Distinguer les imposteurs avant de traiter
Le botrytis n’est pas seul en cause quand une pivoine arborescente noircit en mai. La rouille des boutons, causée par un champignon aujourd’hui reclassé sous le nom de Graphiopsis chlorocephala (anciennement Cladosporium paeoniae), produit des taches rouges à violettes sur le dessus du feuillage, des taches brunes sous les feuilles, et des stries rouges à violettes sur les tiges. Contrairement au botrytis, elle frappe plutôt en cours de saison et n’entraîne généralement pas la mort de la plante, ce qui la rend moins spectaculaire mais tout aussi persistante si on ne nettoie rien à l’automne.
Plus sournois encore, le Phytophthora peut mimer les dégâts du botrytis à s’y méprendre. Ce champignon, très commun dans la plupart des sols, attaque d’abord les racines ou les jeunes pousses au niveau du sol, provoquant un noircissement et une décomposition des tissus, avec des zones noires et souvent affaissées qui peuvent aussi apparaître plus haut sur la tige, ce qui fait tomber la tige au niveau de la lésion. Un excès d’eau au pied plutôt qu’un simple air humide devrait donc mettre la puce à l’oreille : botrytis et Phytophthora ne se traitent pas de la même façon, le premier réclamant surtout de la sanitation, le second exigeant un vrai travail de drainage.

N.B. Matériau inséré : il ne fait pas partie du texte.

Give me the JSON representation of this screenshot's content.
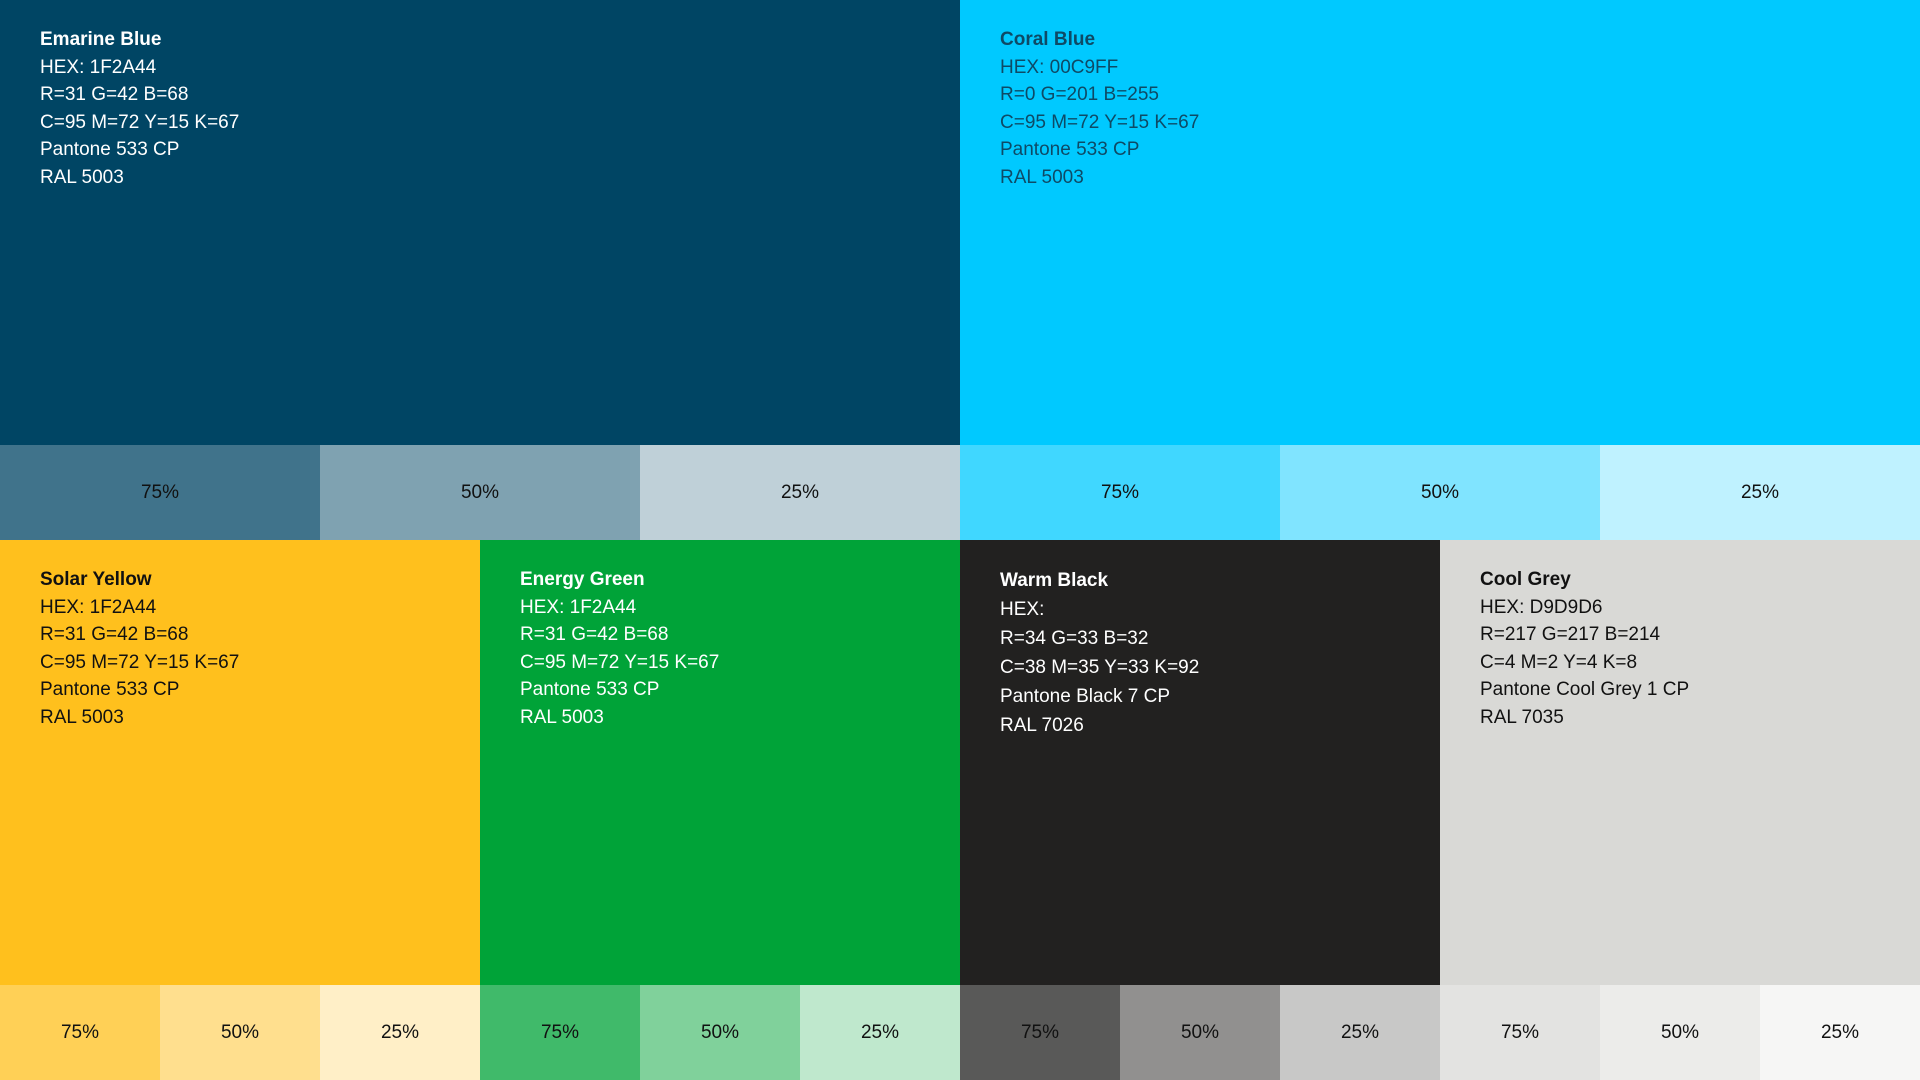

La bonne nouvelle, c’est que la parade tient en quelques gestes précis et peu coûteux. Couper les tiges au ras du sol dès l’automne, brûler ou jeter les débris à la poubelle (jamais au compost), désinfecter le sécateur entre chaque coupe suspecte dès le printemps, et espacer les pieds pour que l’air circule : ce protocole suffit dans la grande majorité des cas. Le botrytis survit dans les débris laissés au jardin pendant l’hiver, ce qui justifie de retirer au printemps les boutons floraux flétris et les fleurs fanées, puis de couper les tiges au niveau du sol à l’automne pour retirer et détruire les débris végétaux. Un traitement fongicide ne devient utile qu’en dernier recours, quand deux saisons de nettoyage rigoureux n’ont rien changé.
La prochaine fois qu’un bouton noircit sur votre pivoine arborescente, jetez un œil à la base des vieilles tiges avant d’incriminer la pluie du week-end : les petits grains noirs qui s’y cachent racontent souvent toute l’histoire, et ils datent de bien plus longtemps que vous ne le pensiez.